An alarming amount of police officers are choosing to turn a blind eye when faced with potential crime.
Former officer-turned researcher at Carleton University, Greg Brown, says 70% of officers are engaging in the act of ‘de-policing’ out of fear of potential backlash online.
Brown, who has 28 years of policing experience, interviewed 3,660 officers for his research, which he is slated to defend as a thesis later this year.
“There is a narrative out their where the public is wanting to hold our police accountable,” says Administrator for the London Police Association, Rick Robson.
“This isn’t necessarily a good thing, as you’re not seeing communication between the public and our police,” he said.
Robson’s greatest concerns are around recent passed bills by government officials.

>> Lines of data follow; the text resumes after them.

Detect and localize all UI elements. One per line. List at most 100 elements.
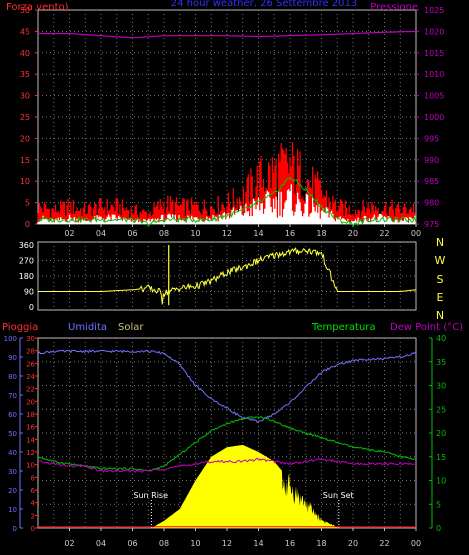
x-tick-label: 04 bbox=[96, 229, 106, 238]
pressure-tick-label: 1020 bbox=[424, 27, 444, 36]
direction-series-line bbox=[38, 247, 417, 305]
compass-label: W bbox=[435, 254, 446, 267]
temperature-tick-label: 35 bbox=[436, 358, 446, 367]
humidity-tick-label: 50 bbox=[8, 430, 17, 438]
humidity-tick-label: 40 bbox=[8, 449, 17, 457]
temperature-series bbox=[37, 415, 417, 472]
pressure-tick-label: 985 bbox=[424, 177, 439, 186]
temperature-tick-label: 30 bbox=[436, 382, 446, 391]
direction-tick-label: 360 bbox=[19, 241, 34, 250]
rain-tick-label: 0 bbox=[31, 525, 35, 533]
temperature-tick-label: 15 bbox=[436, 453, 446, 462]
rain-tick-label: 4 bbox=[31, 500, 36, 508]
pressure-tick-label: 1000 bbox=[424, 113, 444, 122]
humidity-tick-label: 30 bbox=[8, 468, 17, 476]
x-tick-label: 22 bbox=[379, 229, 389, 238]
rain-tick-label: 14 bbox=[26, 436, 35, 444]
direction-tick-label: 270 bbox=[19, 257, 34, 266]
compass-label: N bbox=[436, 236, 444, 249]
humidity-series bbox=[37, 349, 417, 424]
rain-tick-label: 10 bbox=[26, 462, 35, 470]
solar-series bbox=[151, 445, 339, 528]
pressure-tick-label: 1015 bbox=[424, 49, 444, 58]
top-series bbox=[37, 30, 417, 228]
rain-tick-label: 30 bbox=[26, 335, 35, 343]
x-tick-label: 14 bbox=[253, 539, 263, 548]
rain-tick-label: 20 bbox=[26, 398, 35, 406]
wind-axis-ticks: 0 5 10 15 20 25 30 35 40 45 50 bbox=[20, 6, 38, 229]
pressure-tick-label: 1025 bbox=[424, 6, 444, 15]
pressure-axis-title: Pressione bbox=[370, 2, 418, 13]
pressure-tick-label: 995 bbox=[424, 134, 439, 143]
x-tick-label: 02 bbox=[64, 539, 74, 548]
rain-tick-label: 28 bbox=[26, 348, 35, 356]
x-tick-label: 22 bbox=[379, 539, 389, 548]
x-tick-label: 04 bbox=[96, 539, 106, 548]
wind-axis-title: Forza vento) bbox=[6, 2, 69, 13]
direction-axis-ticks: 0 90 180 270 360 bbox=[19, 241, 34, 312]
x-tick-label: 06 bbox=[127, 229, 137, 238]
rain-tick-label: 22 bbox=[26, 386, 35, 394]
rain-tick-label: 8 bbox=[31, 474, 35, 482]
pressure-tick-label: 980 bbox=[424, 199, 439, 208]
dewpoint-series bbox=[38, 457, 417, 473]
temperature-tick-label: 40 bbox=[436, 334, 446, 343]
chart-title: 24 hour weather, 26 Settembre 2013 bbox=[171, 0, 357, 9]
temperature-tick-label: 25 bbox=[436, 405, 446, 414]
humidity-tick-label: 20 bbox=[8, 487, 17, 495]
pressure-axis-ticks: 975 980 985 990 995 1000 1005 1010 1015 1020 1025 bbox=[416, 6, 444, 229]
direction-tick-label: 180 bbox=[19, 272, 34, 281]
humidity-tick-label: 0 bbox=[13, 525, 17, 533]
x-tick-label: 10 bbox=[190, 539, 200, 548]
rain-tick-label: 18 bbox=[26, 411, 35, 419]
x-tick-label: 00 bbox=[411, 539, 421, 548]
temperature-axis-title: Temperatura bbox=[311, 322, 376, 333]
humidity-tick-label: 10 bbox=[8, 506, 17, 514]
wind-average-series bbox=[37, 176, 417, 228]
wind-tick-label: 25 bbox=[20, 113, 30, 122]
x-tick-label: 16 bbox=[285, 539, 295, 548]
x-tick-label: 20 bbox=[348, 229, 358, 238]
humidity-tick-label: 90 bbox=[8, 354, 17, 362]
temperature-tick-label: 0 bbox=[436, 524, 441, 533]
x-tick-label: 20 bbox=[348, 539, 358, 548]
bottom-x-axis-ticks: 02 04 06 08 10 12 14 16 18 20 22 00 bbox=[64, 528, 421, 548]
direction-tick-label: 0 bbox=[29, 303, 34, 312]
rain-tick-label: 2 bbox=[31, 512, 35, 520]
x-tick-label: 12 bbox=[222, 539, 232, 548]
x-tick-label: 12 bbox=[222, 229, 232, 238]
humidity-tick-label: 60 bbox=[8, 411, 17, 419]
bottom-series bbox=[37, 349, 417, 528]
wind-tick-label: 40 bbox=[20, 49, 30, 58]
pressure-tick-label: 1010 bbox=[424, 70, 444, 79]
wind-tick-label: 35 bbox=[20, 70, 30, 79]
x-tick-label: 08 bbox=[159, 539, 169, 548]
rain-axis-title: Pioggia bbox=[2, 322, 38, 333]
x-tick-label: 02 bbox=[64, 229, 74, 238]
wind-tick-label: 30 bbox=[20, 92, 30, 101]
temperature-tick-label: 20 bbox=[436, 429, 446, 438]
compass-label: S bbox=[437, 273, 444, 286]
x-tick-label: 10 bbox=[190, 229, 200, 238]
wind-tick-label: 10 bbox=[20, 177, 30, 186]
wind-tick-label: 15 bbox=[20, 156, 30, 165]
gust-series bbox=[37, 142, 416, 224]
direction-series bbox=[38, 245, 417, 306]
compass-label: E bbox=[437, 291, 444, 304]
humidity-axis-title: Umidita bbox=[68, 322, 107, 333]
rain-tick-label: 12 bbox=[26, 449, 35, 457]
x-tick-label: 00 bbox=[411, 229, 421, 238]
rain-tick-label: 16 bbox=[26, 424, 35, 432]
top-x-axis-ticks: 02 04 06 08 10 12 14 16 18 20 22 00 bbox=[64, 224, 421, 238]
humidity-tick-label: 80 bbox=[8, 373, 17, 381]
pressure-series bbox=[38, 30, 417, 39]
wind-tick-label: 5 bbox=[25, 199, 30, 208]
sunset-annotation: Sun Set bbox=[323, 491, 354, 500]
x-tick-label: 18 bbox=[316, 539, 326, 548]
mid-grid bbox=[38, 242, 416, 310]
rain-tick-label: 6 bbox=[31, 487, 36, 495]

“You look at something like Bill – 175, well, that was made with very little police input. Other things like the government’s plan to stop carding and street checks, well now nobody is happy with it, whether it be the public or police,” said Robson.
Robson believes the current narrative aids real criminals.
“Some of the groups out their aren’t just pushing for rule changes in policing, but for a total ban of police all together. Well, criminals are very conscientious of the law, so if you make their lives easier, we will dive into chaos,” he said.
An increase in the use of social media has made the job of police officers much more difficult. The invention of smartphones means more opportunity for citizen journalism.
“I think this is partly the sensationalization of holding police accountable, but also wanting the thrill of holding power over authority,” said Assistant Professor of Sociology and Criminology at King’s University, Derek Silva.
“You never see good policing interactions on social media. Often times, it’s short videos of negative police interactions, with little to no context,” he said.
Now Rick Robson says a lack of communication between the public and police can result in misunderstandings during routine stops. Derek Silva says this comes down to the different life experiences that people can have with our police.
“Even in my own classes, I have students who are profoundly anti-police, while others are blue blooded,” said Silva.
“These people can come from homes where police have been good to them, or come from neighbourhoods that in the past, had trouble with totalitarian policing.”
Silva says he promotes research before reaching a conclusion on policing.
“I always ask my students to make sure they’ve researched the topic extensively, in order to create an informed opinion around our officers.”